Wedding Decorations a Hundred Years Ago

19-year-old Helena Muffly wrote exactly 100 years ago today: 

Sunday, June 14, 1914:  Heard the details of a rather unusual wedding, which took place this morning. Lots of people went that weren’t invited. Ruth was one.

Attended church this afternoon. A supply preacher was there for the afternoon. He could make his eyes flash.

Photo Source: Ladies Home Journal (October, 1914)
Photo Source: Ladies Home Journal (October, 1914)

Her middle-aged granddaughter’s comments 100 years later:

Hmm. . . Sunday morning seems like an odd time for a wedding. Why would people crash it?. . . Were the bride and groom very popular and friends of many of the young people? . . . Was there an awesome reception? . . . What were the wedding decorations like?

I wonder if Grandma’s sister Ruth kept a diary. If would be fun to read what she wrote about this unusual wedding.

1914-10-37 c

1914-10-37 a

1914-10-37 f
Bride’s bouquet with Bible or prayer book
1914-10-37 d
Bride’s maid’s bouquet

1914-10-37 e


What did Grandma mean when she said that the substitute pastor made his eyes flash? Was he preaching about hell, fire and brimstone?

44 thoughts on “Wedding Decorations a Hundred Years Ago

    1. Thanks for looking it up. . . interesting that the eyes can be flashing in either anger or humor. I think that I’d tend to say that someone’s eyes were twinkling if they were being humorous.

  1. I wonder if the wedding was outdoors, so the uninvited could just gather around and watch? Would an outdoor wedding have been unusual in that era?

    1. Maybe. . . that could explain how someone might crash a wedding. I have no idea how common outdoor weddings were a hundred years ago–though I know that my in-laws had an outdoor wedding in the 1940s.

  2. So many questions left unanswered! Like others, it makes me wonder about the timing of the wedding and the wedding crashers. Guess that’s something we’ll never know for sure. Like your pictures of wedding ideas of the time! 🙂

    1. It crossed my mind that maybe the wedding crashers may have just gone to the reception–though that’s not what the diary entry said.

  3. It is odd that uninvited guests would show up at a wedding. Perhaps because it was Sunday morning? I can imagine people showed up early for church to congregate and socialize before services, so maybe when there was action, they just went into the building?
    Diana xo

    1. The scenario you describe makes sense to me. Since the church was “between ministers” people may have had to schedule weddings around the availability of the substitute minister.

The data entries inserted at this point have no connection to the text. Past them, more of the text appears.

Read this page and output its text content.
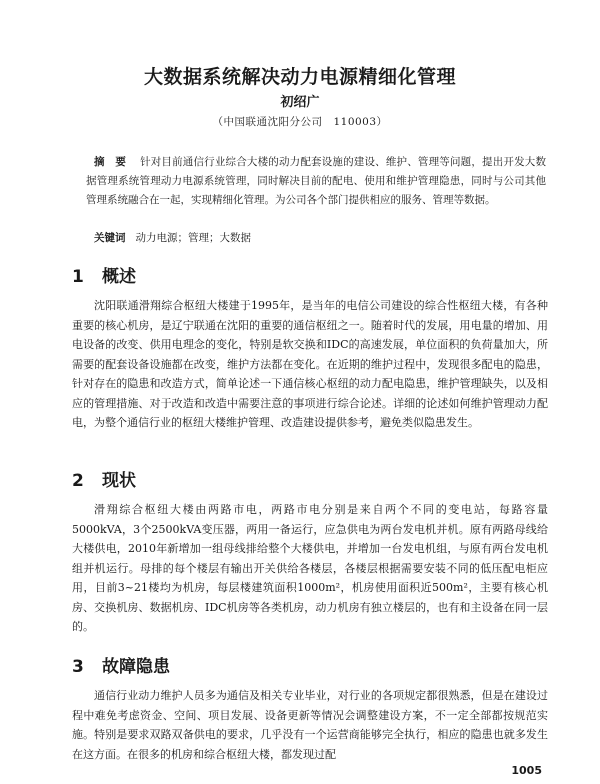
大数据系统解决动力电源精细化管理
初绍广
（中国联通沈阳分公司　110003）
摘　要 针对目前通信行业综合大楼的动力配套设施的建设、维护、管理等问题，提出开发大数据管理系统管理动力电源系统管理，同时解决目前的配电、使用和维护管理隐患，同时与公司其他管理系统融合在一起，实现精细化管理。为公司各个部门提供相应的服务、管理等数据。
关键词 动力电源；管理；大数据
1 概述
沈阳联通滑翔综合枢纽大楼建于1995年，是当年的电信公司建设的综合性枢纽大楼，有各种重要的核心机房，是辽宁联通在沈阳的重要的通信枢纽之一。随着时代的发展，用电量的增加、用电设备的改变、供用电理念的变化，特别是软交换和IDC的高速发展，单位面积的负荷量加大，所需要的配套设备设施都在改变，维护方法都在变化。在近期的维护过程中，发现很多配电的隐患，针对存在的隐患和改造方式，简单论述一下通信核心枢纽的动力配电隐患，维护管理缺失，以及相应的管理措施、对于改造和改造中需要注意的事项进行综合论述。详细的论述如何维护管理动力配电，为整个通信行业的枢纽大楼维护管理、改造建设提供参考，避免类似隐患发生。
2 现状
滑翔综合枢纽大楼由两路市电，两路市电分别是来自两个不同的变电站，每路容量5000kVA，3个2500kVA变压器，两用一备运行，应急供电为两台发电机并机。原有两路母线给大楼供电，2010年新增加一组母线排给整个大楼供电，并增加一台发电机组，与原有两台发电机组并机运行。母排的每个楼层有输出开关供给各楼层，各楼层根据需要安装不同的低压配电柜应用，目前3~21楼均为机房，每层楼建筑面积1000m²，机房使用面积近500m²，主要有核心机房、交换机房、数据机房、IDC机房等各类机房，动力机房有独立楼层的，也有和主设备在同一层的。
3 故障隐患
通信行业动力维护人员多为通信及相关专业毕业，对行业的各项规定都很熟悉，但是在建设过程中难免考虑资金、空间、项目发展、设备更新等情况会调整建设方案，不一定全部都按规范实施。特别是要求双路双备供电的要求，几乎没有一个运营商能够完全执行，相应的隐患也就多发生在这方面。在很多的机房和综合枢纽大楼，都发现过配
1005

    1. Definitely not the typical diary entry. . .It’s strange how there were recently a couple “nothing happened” days–and then several out-of-the ordinary events all got clumped together on one day. . . though I guess that’s how things often happen in my life, too. . . When it rains it pours. 🙂

  4. Jewish weddings don’t take place during Shabbat: sundown Friday to sundown Saturday, so they often will be on Sunday, especially during summer months. Was there any kind of Jewish community in the area at the time? (I know, this is probably a long shot, but I thought I’d mention it.)

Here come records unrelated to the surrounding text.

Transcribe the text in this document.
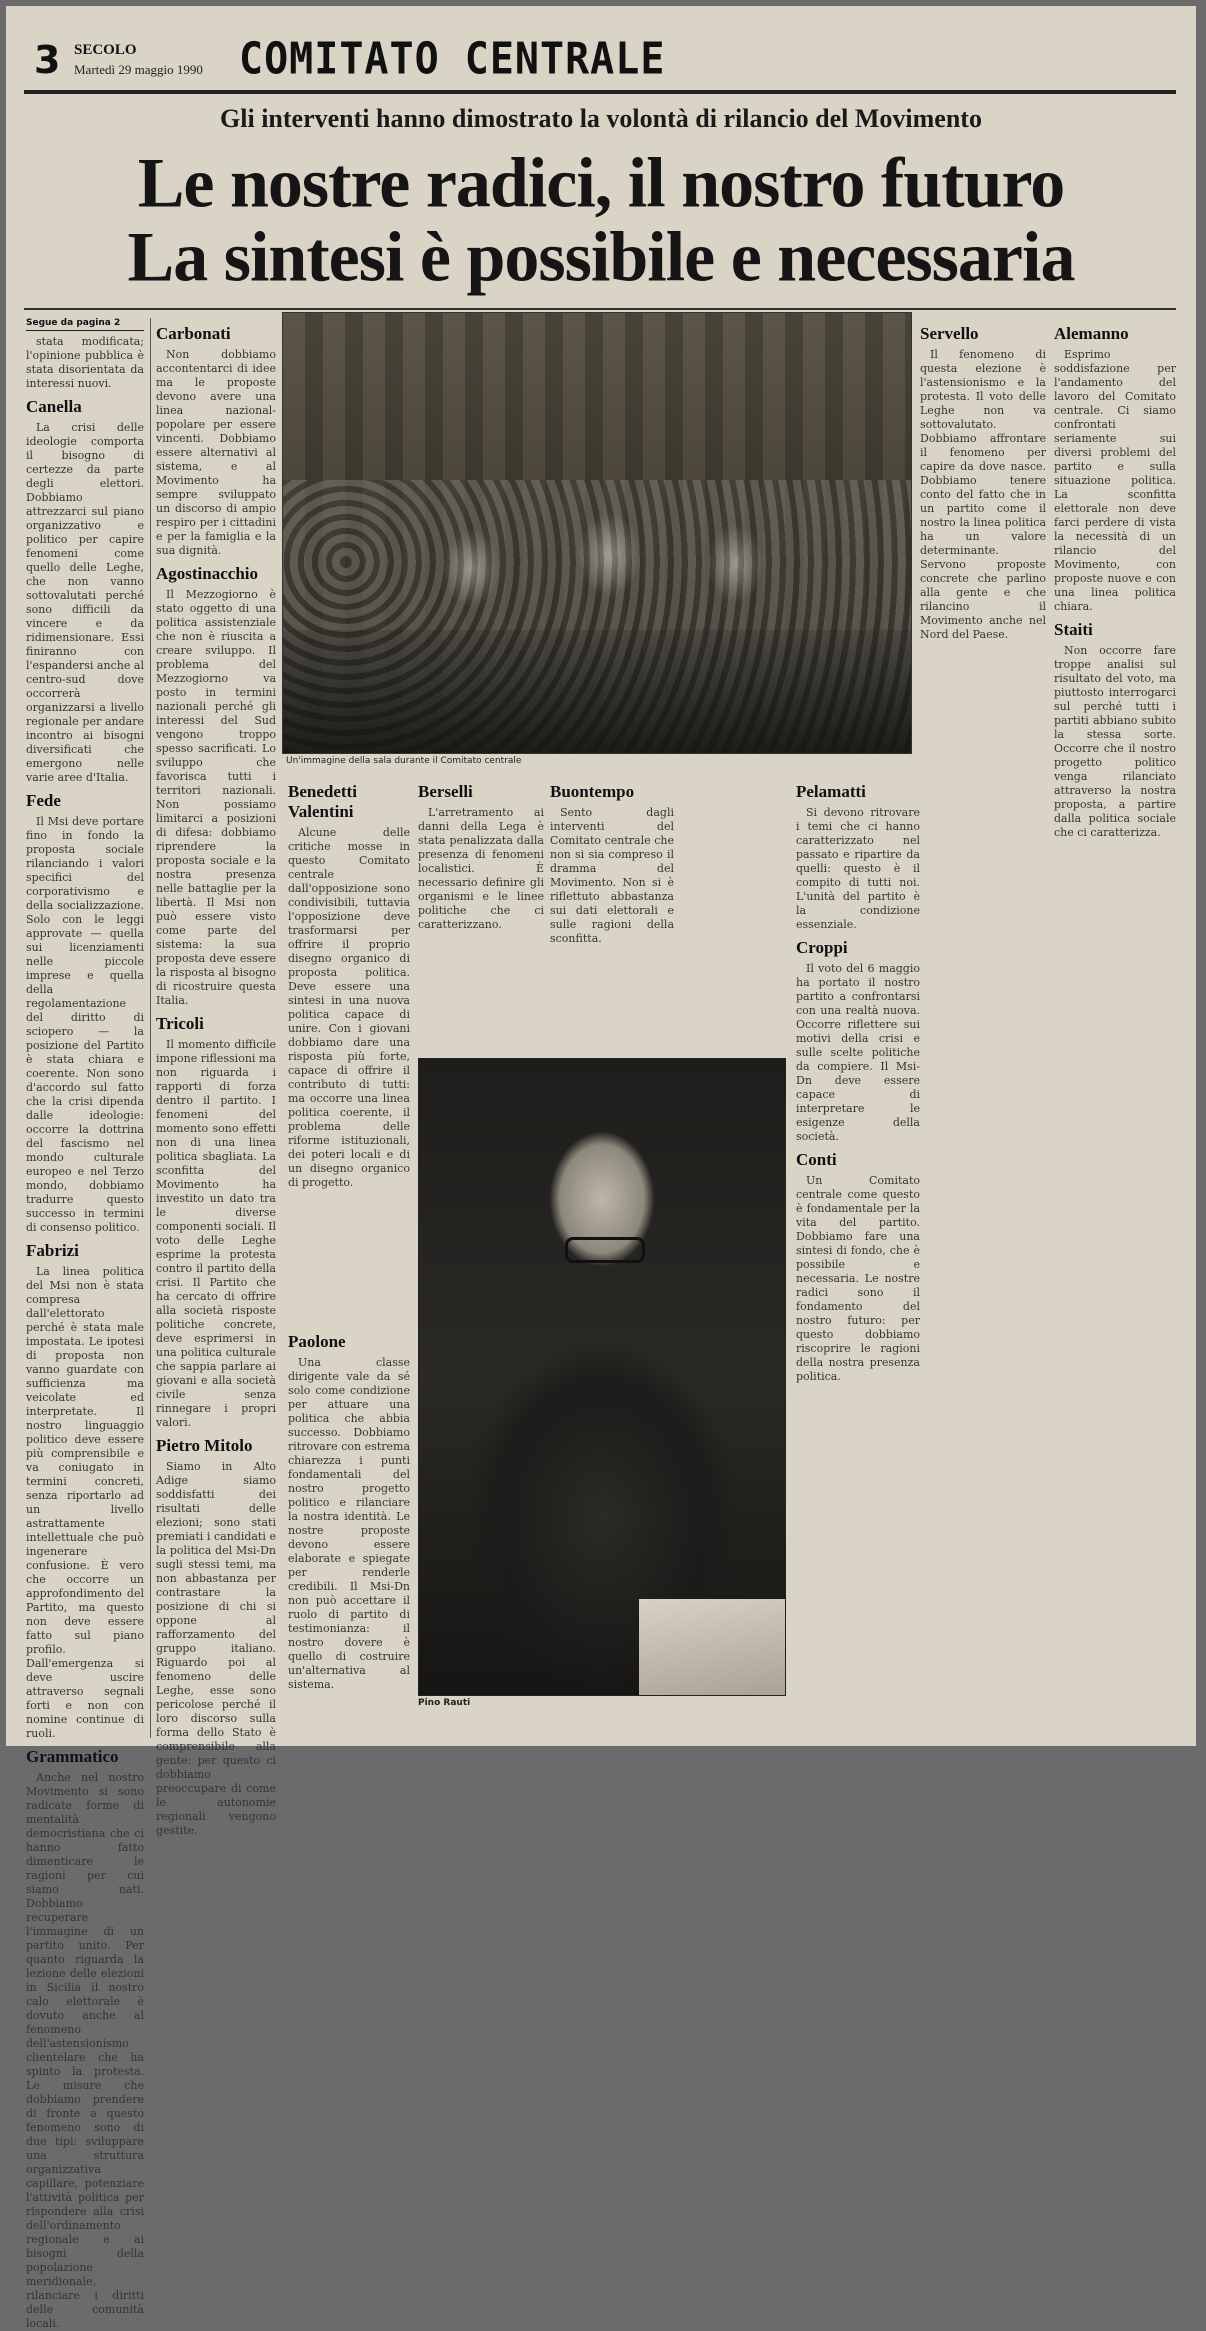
3 SECOLO
Martedì 29 maggio 1990 COMITATO CENTRALE
Gli interventi hanno dimostrato la volontà di rilancio del Movimento
Le nostre radici, il nostro futuro
La sintesi è possibile e necessaria
Segue da pagina 2

stata modificata; l'opinione pubblica è stata disorientata da interessi nuovi.

Canella

La crisi delle ideologie comporta il bisogno di certezze da parte degli elettori. Dobbiamo attrezzarci sul piano organizzativo e politico per capire fenomeni come quello delle Leghe, che non vanno sottovalutati perché sono difficili da vincere e da ridimensionare. Essi finiranno con l'espandersi anche al centro-sud dove occorrerà organizzarsi a livello regionale per andare incontro ai bisogni diversificati che emergono nelle varie aree d'Italia.

Fede

Il Msi deve portare fino in fondo la proposta sociale rilanciando i valori specifici del corporativismo e della socializzazione. Solo con le leggi approvate — quella sui licenziamenti nelle piccole imprese e quella della regolamentazione del diritto di sciopero — la posizione del Partito è stata chiara e coerente. Non sono d'accordo sul fatto che la crisi dipenda dalle ideologie: occorre la dottrina del fascismo nel mondo culturale europeo e nel Terzo mondo, dobbiamo tradurre questo successo in termini di consenso politico.

Fabrizi

La linea politica del Msi non è stata compresa dall'elettorato perché è stata male impostata. Le ipotesi di proposta non vanno guardate con sufficienza ma veicolate ed interpretate. Il nostro linguaggio politico deve essere più comprensibile e va coniugato in termini concreti, senza riportarlo ad un livello astrattamente intellettuale che può ingenerare confusione. È vero che occorre un approfondimento del Partito, ma questo non deve essere fatto sul piano profilo. Dall'emergenza si deve uscire attraverso segnali forti e non con nomine continue di ruoli.

Grammatico

Anche nel nostro Movimento si sono radicate forme di mentalità democristiana che ci hanno fatto dimenticare le ragioni per cui siamo nati. Dobbiamo recuperare l'immagine di un partito unito. Per quanto riguarda la lezione delle elezioni in Sicilia il nostro calo elettorale è dovuto anche al fenomeno dell'astensionismo clientelare che ha spinto la protesta. Le misure che dobbiamo prendere di fronte a questo fenomeno sono di due tipi: sviluppare una struttura organizzativa capillare, potenziare l'attività politica per rispondere alla crisi dell'ordinamento regionale e ai bisogni della popolazione meridionale, rilanciare i diritti delle comunità locali.

Carbonati

Non dobbiamo accontentarci di idee ma le proposte devono avere una linea nazional-popolare per essere vincenti. Dobbiamo essere alternativi al sistema, e al Movimento ha sempre sviluppato un discorso di ampio respiro per i cittadini e per la famiglia e la sua dignità.

Agostinacchio

Il Mezzogiorno è stato oggetto di una politica assistenziale che non è riuscita a creare sviluppo. Il problema del Mezzogiorno va posto in termini nazionali perché gli interessi del Sud vengono troppo spesso sacrificati. Lo sviluppo che favorisca tutti i territori nazionali. Non possiamo limitarci a posizioni di difesa: dobbiamo riprendere la proposta sociale e la nostra presenza nelle battaglie per la libertà. Il Msi non può essere visto come parte del sistema: la sua proposta deve essere la risposta al bisogno di ricostruire questa Italia.

Tricoli

Il momento difficile impone riflessioni ma non riguarda i rapporti di forza dentro il partito. I fenomeni del momento sono effetti non di una linea politica sbagliata. La sconfitta del Movimento ha investito un dato tra le diverse componenti sociali. Il voto delle Leghe esprime la protesta contro il partito della crisi. Il Partito che ha cercato di offrire alla società risposte politiche concrete, deve esprimersi in una politica culturale che sappia parlare ai giovani e alla società civile senza rinnegare i propri valori.

Pietro Mitolo

Siamo in Alto Adige siamo soddisfatti dei risultati delle elezioni; sono stati premiati i candidati e la politica del Msi-Dn sugli stessi temi, ma non abbastanza per contrastare la posizione di chi si oppone al rafforzamento del gruppo italiano. Riguardo poi al fenomeno delle Leghe, esse sono pericolose perché il loro discorso sulla forma dello Stato è comprensibile alla gente: per questo ci dobbiamo preoccupare di come le autonomie regionali vengono gestite.

Un'immagine della sala durante il Comitato centrale
Benedetti Valentini

Alcune delle critiche mosse in questo Comitato centrale dall'opposizione sono condivisibili, tuttavia l'opposizione deve trasformarsi per offrire il proprio disegno organico di proposta politica. Deve essere una sintesi in una nuova politica capace di unire. Con i giovani dobbiamo dare una risposta più forte, capace di offrire il contributo di tutti: ma occorre una linea politica coerente, il problema delle riforme istituzionali, dei poteri locali e di un disegno organico di progetto.

Berselli

L'arretramento ai danni della Lega è stata penalizzata dalla presenza di fenomeni localistici. È necessario definire gli organismi e le linee politiche che ci caratterizzano.

Buontempo

Sento dagli interventi del Comitato centrale che non si sia compreso il dramma del Movimento. Non si è riflettuto abbastanza sui dati elettorali e sulle ragioni della sconfitta.

Paolone

Una classe dirigente vale da sé solo come condizione per attuare una politica che abbia successo. Dobbiamo ritrovare con estrema chiarezza i punti fondamentali del nostro progetto politico e rilanciare la nostra identità. Le nostre proposte devono essere elaborate e spiegate per renderle credibili. Il Msi-Dn non può accettare il ruolo di partito di testimonianza: il nostro dovere è quello di costruire un'alternativa al sistema.

Pino Rauti
Pelamatti

Si devono ritrovare i temi che ci hanno caratterizzato nel passato e ripartire da quelli: questo è il compito di tutti noi. L'unità del partito è la condizione essenziale.

Croppi

Il voto del 6 maggio ha portato il nostro partito a confrontarsi con una realtà nuova. Occorre riflettere sui motivi della crisi e sulle scelte politiche da compiere. Il Msi-Dn deve essere capace di interpretare le esigenze della società.

Conti

Un Comitato centrale come questo è fondamentale per la vita del partito. Dobbiamo fare una sintesi di fondo, che è possibile e necessaria. Le nostre radici sono il fondamento del nostro futuro: per questo dobbiamo riscoprire le ragioni della nostra presenza politica.

Servello

Il fenomeno di questa elezione è l'astensionismo e la protesta. Il voto delle Leghe non va sottovalutato. Dobbiamo affrontare il fenomeno per capire da dove nasce. Dobbiamo tenere conto del fatto che in un partito come il nostro la linea politica ha un valore determinante. Servono proposte concrete che parlino alla gente e che rilancino il Movimento anche nel Nord del Paese.

Alemanno

Esprimo soddisfazione per l'andamento del lavoro del Comitato centrale. Ci siamo confrontati seriamente sui diversi problemi del partito e sulla situazione politica. La sconfitta elettorale non deve farci perdere di vista la necessità di un rilancio del Movimento, con proposte nuove e con una linea politica chiara.

Staiti

Non occorre fare troppe analisi sul risultato del voto, ma piuttosto interrogarci sul perché tutti i partiti abbiano subito la stessa sorte. Occorre che il nostro progetto politico venga rilanciato attraverso la nostra proposta, a partire dalla politica sociale che ci caratterizza.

    1. I don’t think that there was a Jewish community in the area. That said, there are a lot of last names in the the area that are common surnames of Jewish people (though the individuals with the names are typically Christian).

  5. This is a great post, it leaves a lot of room for our imagination to fill in the details 🙂

    1. Your description of the bridal bouquet made me laugh. When I read it, I scrolled back up and looked at the picture again–and you’re absolutely right, they look like carrots. Strange. . .

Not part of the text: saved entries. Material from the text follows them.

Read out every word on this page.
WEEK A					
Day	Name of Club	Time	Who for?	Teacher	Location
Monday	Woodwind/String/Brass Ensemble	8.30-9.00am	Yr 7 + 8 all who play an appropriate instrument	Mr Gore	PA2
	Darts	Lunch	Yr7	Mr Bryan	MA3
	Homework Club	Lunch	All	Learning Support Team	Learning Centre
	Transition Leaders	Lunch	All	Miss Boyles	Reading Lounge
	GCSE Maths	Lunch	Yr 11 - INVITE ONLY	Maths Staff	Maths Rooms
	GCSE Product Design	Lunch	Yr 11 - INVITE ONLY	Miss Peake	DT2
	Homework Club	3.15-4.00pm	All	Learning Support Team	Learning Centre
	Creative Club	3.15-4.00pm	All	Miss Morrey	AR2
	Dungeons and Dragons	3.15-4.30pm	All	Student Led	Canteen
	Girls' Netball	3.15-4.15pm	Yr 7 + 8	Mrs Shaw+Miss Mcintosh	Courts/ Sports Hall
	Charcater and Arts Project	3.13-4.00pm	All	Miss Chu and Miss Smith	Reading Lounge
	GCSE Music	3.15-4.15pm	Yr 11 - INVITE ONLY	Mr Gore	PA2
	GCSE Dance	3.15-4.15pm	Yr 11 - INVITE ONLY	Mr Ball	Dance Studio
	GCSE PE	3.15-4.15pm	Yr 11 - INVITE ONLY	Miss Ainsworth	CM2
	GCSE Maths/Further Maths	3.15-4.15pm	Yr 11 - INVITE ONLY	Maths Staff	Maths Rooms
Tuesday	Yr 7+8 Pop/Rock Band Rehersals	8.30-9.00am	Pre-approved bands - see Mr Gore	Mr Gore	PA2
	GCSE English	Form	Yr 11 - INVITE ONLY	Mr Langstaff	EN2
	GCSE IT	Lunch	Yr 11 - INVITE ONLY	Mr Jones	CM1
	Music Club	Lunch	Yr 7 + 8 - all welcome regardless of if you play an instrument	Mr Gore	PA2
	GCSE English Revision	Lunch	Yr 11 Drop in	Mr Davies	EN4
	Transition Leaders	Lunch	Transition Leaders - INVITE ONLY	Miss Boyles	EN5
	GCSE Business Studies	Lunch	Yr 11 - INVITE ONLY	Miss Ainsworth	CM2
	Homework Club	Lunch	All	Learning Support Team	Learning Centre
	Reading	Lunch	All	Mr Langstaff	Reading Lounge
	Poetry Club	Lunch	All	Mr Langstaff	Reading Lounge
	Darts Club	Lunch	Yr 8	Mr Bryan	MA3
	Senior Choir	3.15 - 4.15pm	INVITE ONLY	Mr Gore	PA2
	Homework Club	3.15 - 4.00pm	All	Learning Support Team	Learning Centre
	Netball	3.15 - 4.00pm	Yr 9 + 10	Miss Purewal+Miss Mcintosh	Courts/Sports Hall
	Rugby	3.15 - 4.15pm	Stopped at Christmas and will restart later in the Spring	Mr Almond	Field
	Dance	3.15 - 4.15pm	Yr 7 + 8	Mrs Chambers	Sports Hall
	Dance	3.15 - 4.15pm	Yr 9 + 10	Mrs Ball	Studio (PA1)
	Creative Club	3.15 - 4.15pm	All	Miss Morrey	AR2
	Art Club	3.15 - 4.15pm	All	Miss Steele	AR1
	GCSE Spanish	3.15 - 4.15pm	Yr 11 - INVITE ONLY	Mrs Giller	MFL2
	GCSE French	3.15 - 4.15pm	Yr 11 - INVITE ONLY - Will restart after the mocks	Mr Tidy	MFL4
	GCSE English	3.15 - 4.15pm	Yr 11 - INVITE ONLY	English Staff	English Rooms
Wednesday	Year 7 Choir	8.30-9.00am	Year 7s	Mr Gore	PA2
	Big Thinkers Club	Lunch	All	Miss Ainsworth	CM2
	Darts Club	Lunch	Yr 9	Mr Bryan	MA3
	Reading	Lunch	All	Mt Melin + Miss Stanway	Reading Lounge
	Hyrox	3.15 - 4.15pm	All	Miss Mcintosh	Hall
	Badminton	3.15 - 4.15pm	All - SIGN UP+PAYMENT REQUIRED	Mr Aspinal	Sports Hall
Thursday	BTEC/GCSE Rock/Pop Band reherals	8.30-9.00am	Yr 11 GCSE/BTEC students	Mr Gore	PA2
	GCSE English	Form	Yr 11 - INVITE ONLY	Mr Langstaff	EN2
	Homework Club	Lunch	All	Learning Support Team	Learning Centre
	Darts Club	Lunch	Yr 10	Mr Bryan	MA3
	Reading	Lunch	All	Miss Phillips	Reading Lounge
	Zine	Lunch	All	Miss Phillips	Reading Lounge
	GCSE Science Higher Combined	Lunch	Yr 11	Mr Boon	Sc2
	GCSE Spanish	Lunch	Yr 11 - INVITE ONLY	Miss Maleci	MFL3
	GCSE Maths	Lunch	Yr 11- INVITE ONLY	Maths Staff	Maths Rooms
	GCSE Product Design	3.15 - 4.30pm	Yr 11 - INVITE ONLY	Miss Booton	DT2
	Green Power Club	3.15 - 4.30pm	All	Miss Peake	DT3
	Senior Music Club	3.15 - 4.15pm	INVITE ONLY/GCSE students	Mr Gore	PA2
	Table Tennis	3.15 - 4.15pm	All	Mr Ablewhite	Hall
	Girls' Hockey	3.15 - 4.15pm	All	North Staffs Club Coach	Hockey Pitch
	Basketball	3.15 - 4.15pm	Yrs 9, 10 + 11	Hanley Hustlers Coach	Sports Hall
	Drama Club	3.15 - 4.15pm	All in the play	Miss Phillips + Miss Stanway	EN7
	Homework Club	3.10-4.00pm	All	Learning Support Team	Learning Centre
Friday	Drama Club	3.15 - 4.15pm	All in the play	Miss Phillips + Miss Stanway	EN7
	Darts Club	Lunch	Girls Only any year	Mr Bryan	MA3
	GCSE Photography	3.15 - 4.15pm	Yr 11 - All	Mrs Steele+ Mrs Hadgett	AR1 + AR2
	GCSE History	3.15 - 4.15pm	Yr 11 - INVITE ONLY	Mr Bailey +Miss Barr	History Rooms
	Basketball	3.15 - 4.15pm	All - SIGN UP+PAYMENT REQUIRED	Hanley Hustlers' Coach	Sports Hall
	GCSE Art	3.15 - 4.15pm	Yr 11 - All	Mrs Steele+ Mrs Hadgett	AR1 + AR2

    1. I wonder if it was something like that.

      Now that you mention it, I can remember that when I was a child that the church bulletin occasionally contained an invitation to a member’s wedding. Our family would sometimes go to the wedding, but we won’t go to the reception since we didn’t have a “real invitation”.

  6. Back at Bethesda Lutheran Church in Forestville, Connecticut — the days when refreshments were served in the church basement and the expense was for the gowns ant tuxes, anyone in the church was automatically invited to attend the wedding — and did.

    1. Those were the days! I also remember when wedding receptions were held in the church basement. Typically the refreshments were cake and ice cream.

    1. I thought the same thing. I can’t figure out if they are just really poor drawings, or if they actually made bouquets that looked similar to the ones in the pictures back then.